It now seems that the expenses furore has died down. Its effects will be legion. One effect will doubtless be in the audit plans that internal auditors propose and audit committees consider.
Thousands of internal audit days will be devoted to checking the processes for expenses as internal auditors and audit committees will have been unsettled by the Westminster expenses scandals. If anyone needed a reminder of the seriousness of reputational risks, they have had it. (It’s worth noting that the ripples of the expenses row have reached both the BBC and charities.)
Will those internal audit days be well-spent? Definitely, sometimes.
Where expenses policies are poorly worded, inadequately applied and widely disrespected, some lessons may be learned and culprits may be caught. However, I do wonder if elsewhere the internal audit resource might be better deployed looking more widely at the ethical environment of organisations.
How often do internal auditors look at:
1) How a culture of ethical responsibility is fostered across the organisation?
2) How well codes of ethics are agreed, communicated and bought-in to?
3) How responsibility for ethical matters, legal compliance and reputational risk is allocated?
4) How effectively are social, environmental and ethical risks integrated into risk management?
5) How does the board set itself ethical standards (along the lines of the IoD’s Standard for Directors)?
The answer is not very often and maybe not very well. There is a risk that these kind of reviews degenerate into empty tick-boxing.
I am aware that some housing associations have renamed their audit committees as audit and ethics committees. It will be interesting to see if that means more than a nod in the right direction.
Certainly audit committees do need to look at the wider ethical scene rather go searching for duck houses.
3 comments:
hi, excellent post, highlighting the difference between financial and social approaches... in addition to governance aspects, most companies use financial experts (accounting companies) to audit their social and environmental performance .. your post highlights the significant difference in approach when auditing or verifying responsible business practices
elaine
As many internal auditors are accountants by profession and/or background (I am one!) and audit committees tend to be very interested in numbers, I think it is easy for the importance of the ethical frameworks to be forgotten.
That said I am not sure why professional auditors would not be suitable to do social and environmental audits. I am not sure that I intended to address that issue in my blog post but I would be interested in hearing more about your views why such firms are not suitable.

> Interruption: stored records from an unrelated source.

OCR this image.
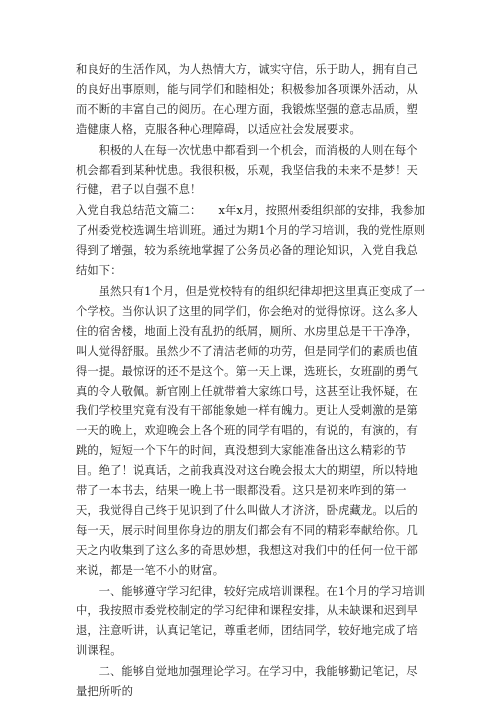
和良好的生活作风，为人热情大方，诚实守信，乐于助人，拥有自己的良好出事原则，能与同学们和睦相处；积极参加各项课外活动，从而不断的丰富自己的阅历。在心理方面，我锻炼坚强的意志品质，塑造健康人格，克服各种心理障碍，以适应社会发展要求。

积极的人在每一次忧患中都看到一个机会，而消极的人则在每个机会都看到某种忧患。我很积极，乐观，我坚信我的未来不是梦！天行健，君子以自强不息！

入党自我总结范文篇二：　　x年x月，按照州委组织部的安排，我参加了州委党校选调生培训班。通过为期1个月的学习培训，我的党性原则得到了增强，较为系统地掌握了公务员必备的理论知识，入党自我总结如下：

虽然只有1个月，但是党校特有的组织纪律却把这里真正变成了一个学校。当你认识了这里的同学们，你会绝对的觉得惊讶。这么多人住的宿舍楼，地面上没有乱扔的纸屑，厕所、水房里总是干干净净，叫人觉得舒服。虽然少不了清洁老师的功劳，但是同学们的素质也值得一提。最惊讶的还不是这个。第一天上课，选班长，女班副的勇气真的令人敬佩。新官刚上任就带着大家练口号，这甚至让我怀疑，在我们学校里究竟有没有干部能象她一样有魄力。更让人受刺激的是第一天的晚上，欢迎晚会上各个班的同学有唱的，有说的，有演的，有跳的，短短一个下午的时间，真没想到大家能准备出这么精彩的节目。绝了！说真话，之前我真没对这台晚会报太大的期望，所以特地带了一本书去，结果一晚上书一眼都没看。这只是初来咋到的第一天，我觉得自己终于见识到了什么叫做人才济济，卧虎藏龙。以后的每一天，展示时间里你身边的朋友们都会有不同的精彩奉献给你。几天之内收集到了这么多的奇思妙想，我想这对我们中的任何一位干部来说，都是一笔不小的财富。

一、能够遵守学习纪律，较好完成培训课程。在1个月的学习培训中，我按照市委党校制定的学习纪律和课程安排，从未缺课和迟到早退，注意听讲，认真记笔记，尊重老师，团结同学，较好地完成了培训课程。

二、能够自觉地加强理论学习。在学习中，我能够勤记笔记，尽量把所听的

hello bob, i am not a financial auditor so i can only speak from my own experience and perspective. Social auditing is as much about process as it is about results. In a social audit, clearly one looks for quantitative results, but i believe there are many "soft" elements related to human resources practices, values, change management practices which yield quantative outcomes long after the audit has been completed. The kinds of questions you raised in your blog relate to culture - i suggest that a person trained in financial audits alone may not have the requisite skills to notice where the culture is supporting or failing the development of a sustainable organization or providing the right infrastructure for ethical behavior. A social audit relies much more heavily on talking to people and much less on anlysing figures and paper trails. Forgive me if i am not doing justice to the accounting profession. Perhaps its the difference between a SOX mentality and a Myers Briggs mentality. I think both are needed in a comprehensive audit which includes financial and social elements. I am not an environmental auditor either but work closely with my partner who is an environmental specialist ... this is a complex area which requires quite some degree of enviromnental risk assessment expertise .. i believe this has to be done with specific understanding of this field.